- Some say SBP's comments on demand compression and raising policy rate are in contradiction
In a development that took markets by surprise, the Monetary Policy Committee (MPC) of the State Bank of Pakistan (SBP) raised the key interest rate by 100bps, taking it to 16%, the highest since 1998 when it stood at 16.5%.
Ahead of the monetary policy announcement, majority of market participants polled had expected the central bank to maintain status quo at 15%.
"This decision reflects the MPC’s view that inflationary pressures have proven to be stronger and more persistent than expected. It is aimed at ensuring that elevated inflation does not become entrenched and that risks to financial stability are contained, thus paving the way for higher growth on a more sustainable basis," the MPC said in its statement on Friday.
Read the detailed story here: SBP raises key interest rate by 100bps, takes it to 16%
“Looks like the SBP remains more concerned with rising inflation,” said Mohammed Sohail, CEO Topline Securities, in a note.
“Moreover, (International Monetary Fund) IMF talks for the next tranche are delayed which may have also compelled the committee to take this step to fight inflation."
Business Recorder also reached out to other market experts for their reaction after the announcement.
Fahad Rauf, Head of Research at Ismail Iqbal Securities Limited, said the SBP's decision contradicts points raised by the MPC.
“It seems that pressure from the IMF has driven this decision. SBP's statements point towards demand-compression. A rate hike will only suppress it further," Rauf told Business Recorder.
“The central bank is too focused on inflation. It used to take into account the overall economic scenario — not just inflation.
"The SBP says economic demand, credit demand and GDP growth has slowed. What would the central bank achieve with a rate hike?"
Rauf said financing cost would increase, and dent the corporate sector's bottom-line.
“This would further accelerate economic slowdown,” he said. “Markets including equities are likely to react negatively."
Similar views were expressed by the Pakistan Business Council (PBC), as it believed that the rate hike would negatively impact the formal sector.
"The 100bps increase in policy rate is not supported by MPC’s Policy Statement which acknowledges demand compression and attributes inflation to cost and supply side issues.
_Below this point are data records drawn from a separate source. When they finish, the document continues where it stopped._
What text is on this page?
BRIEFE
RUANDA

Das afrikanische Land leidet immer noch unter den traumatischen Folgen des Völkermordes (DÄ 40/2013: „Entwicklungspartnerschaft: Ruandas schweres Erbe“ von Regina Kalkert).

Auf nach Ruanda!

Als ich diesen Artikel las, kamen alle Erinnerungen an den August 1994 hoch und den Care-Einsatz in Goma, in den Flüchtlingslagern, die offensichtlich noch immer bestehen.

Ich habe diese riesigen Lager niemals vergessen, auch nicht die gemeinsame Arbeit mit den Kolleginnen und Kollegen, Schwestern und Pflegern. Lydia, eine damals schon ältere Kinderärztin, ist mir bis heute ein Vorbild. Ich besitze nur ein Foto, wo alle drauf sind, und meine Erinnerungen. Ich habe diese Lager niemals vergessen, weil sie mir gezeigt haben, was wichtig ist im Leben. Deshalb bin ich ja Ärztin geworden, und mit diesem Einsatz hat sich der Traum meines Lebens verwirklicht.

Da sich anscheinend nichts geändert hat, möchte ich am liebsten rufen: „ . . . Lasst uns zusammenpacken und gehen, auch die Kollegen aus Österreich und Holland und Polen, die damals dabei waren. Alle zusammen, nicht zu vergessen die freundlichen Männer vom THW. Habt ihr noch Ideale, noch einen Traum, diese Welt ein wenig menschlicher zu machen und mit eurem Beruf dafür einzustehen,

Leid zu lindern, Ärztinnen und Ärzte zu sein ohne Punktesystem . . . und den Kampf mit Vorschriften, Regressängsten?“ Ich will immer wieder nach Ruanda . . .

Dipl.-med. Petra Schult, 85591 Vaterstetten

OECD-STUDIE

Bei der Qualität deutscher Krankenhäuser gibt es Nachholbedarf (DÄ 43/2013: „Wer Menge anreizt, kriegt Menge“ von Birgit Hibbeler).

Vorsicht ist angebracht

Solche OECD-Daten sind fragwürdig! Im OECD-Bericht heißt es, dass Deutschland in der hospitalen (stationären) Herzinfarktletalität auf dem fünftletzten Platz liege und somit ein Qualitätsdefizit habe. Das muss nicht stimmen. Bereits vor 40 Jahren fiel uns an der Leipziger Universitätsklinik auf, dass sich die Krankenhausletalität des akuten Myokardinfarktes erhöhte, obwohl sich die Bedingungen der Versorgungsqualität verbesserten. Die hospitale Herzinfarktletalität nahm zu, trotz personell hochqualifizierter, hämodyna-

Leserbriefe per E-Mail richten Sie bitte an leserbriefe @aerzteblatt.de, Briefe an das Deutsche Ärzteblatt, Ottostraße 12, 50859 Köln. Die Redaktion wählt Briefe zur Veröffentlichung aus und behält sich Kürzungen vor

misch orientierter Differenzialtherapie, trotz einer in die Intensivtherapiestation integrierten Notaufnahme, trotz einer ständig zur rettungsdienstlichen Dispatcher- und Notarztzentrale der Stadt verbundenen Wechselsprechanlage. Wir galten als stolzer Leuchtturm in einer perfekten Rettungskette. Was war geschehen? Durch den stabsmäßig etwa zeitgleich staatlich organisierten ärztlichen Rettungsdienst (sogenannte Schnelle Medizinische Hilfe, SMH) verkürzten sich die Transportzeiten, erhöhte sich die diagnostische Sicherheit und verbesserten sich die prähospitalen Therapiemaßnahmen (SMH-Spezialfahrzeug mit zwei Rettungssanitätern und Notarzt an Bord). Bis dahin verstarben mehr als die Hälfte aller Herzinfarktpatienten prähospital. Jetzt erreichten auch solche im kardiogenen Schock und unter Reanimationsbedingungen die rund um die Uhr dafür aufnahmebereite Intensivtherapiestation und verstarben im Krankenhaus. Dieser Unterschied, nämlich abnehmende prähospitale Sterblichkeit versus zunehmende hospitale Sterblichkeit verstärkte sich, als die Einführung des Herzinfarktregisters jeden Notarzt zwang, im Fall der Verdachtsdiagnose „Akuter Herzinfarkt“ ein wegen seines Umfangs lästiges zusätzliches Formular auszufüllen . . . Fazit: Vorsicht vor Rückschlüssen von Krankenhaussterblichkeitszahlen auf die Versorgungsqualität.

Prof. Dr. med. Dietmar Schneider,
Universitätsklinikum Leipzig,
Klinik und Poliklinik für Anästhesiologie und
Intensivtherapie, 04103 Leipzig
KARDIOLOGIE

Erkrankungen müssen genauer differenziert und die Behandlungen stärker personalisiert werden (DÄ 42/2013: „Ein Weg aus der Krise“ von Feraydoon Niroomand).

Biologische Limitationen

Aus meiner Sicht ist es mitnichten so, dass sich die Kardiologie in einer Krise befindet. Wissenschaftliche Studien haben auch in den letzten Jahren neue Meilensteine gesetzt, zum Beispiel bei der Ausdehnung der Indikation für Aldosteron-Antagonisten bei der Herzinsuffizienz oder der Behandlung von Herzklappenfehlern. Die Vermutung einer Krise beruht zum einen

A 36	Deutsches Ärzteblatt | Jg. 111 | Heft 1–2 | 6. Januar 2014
The unjustified increase will further impact the formal sector suffering from import curbs," PBC tweeted.
Saad Khan, Head of Research at IGI Securities, expressed concern over the change in SBP's stance pertaining to inflation numbers, after the MPC revised upwards its inflation projections for FY23.
“Globally, inflation is decreasing now. However, it seems that the SBP expects higher inflation in Pakistan, especially through energy bills."
The market analyst said Large Scale Manufacturing (LSM) is already declining in the country after the LSM Index which peaked to 153.6 in March dropped to 115 in September.
“The decision would choke credit liquidity in the domestic market, denting the industrial sector further,” he said.
On the other hand, Tahir Abbas, Head of Research at Arif Habib Limited (AHL), said global and domestic supply shocks, as well as energy tariff adjustments elevated inflation projections of the MPC at a time when external account challenges continue.
"This necessitated a 100bps hike," he said.
Samiullah Tariq, Head of Research and Development at Pakistan Kuwait Investment Company Limited, said the central bank decision was "unexpected".
“I think it is unexpected when you see analysts' expectations, but in line with global central banks,” said Tariq.
Earlier this month, the US Federal Reserve raised its policy rate to a range of 3.75%-4%, its fourth straight 75-basis-point interest-rate hike, as it seeks to rein in demand for goods, services, and labor so as to reduce inflation that's running more than three times the Fed's 2% target.
Subsequently, the Bank of England increased Bank Rate to 3% from 2.25% and warned that the British economy might not grow for another two years.
Sana Tawfik, vice-president research and a senior analyst at AHL, too expressed “surprise” over the SBPs decision.
This is “followed by continued external account challenges, and lastly projections for GDP growth of 2% and current account deficit of 3% of GDP for FY23 shared in the last policy have been maintained after incorporating the Post-Disaster Needs Assessment of the floods”, she said.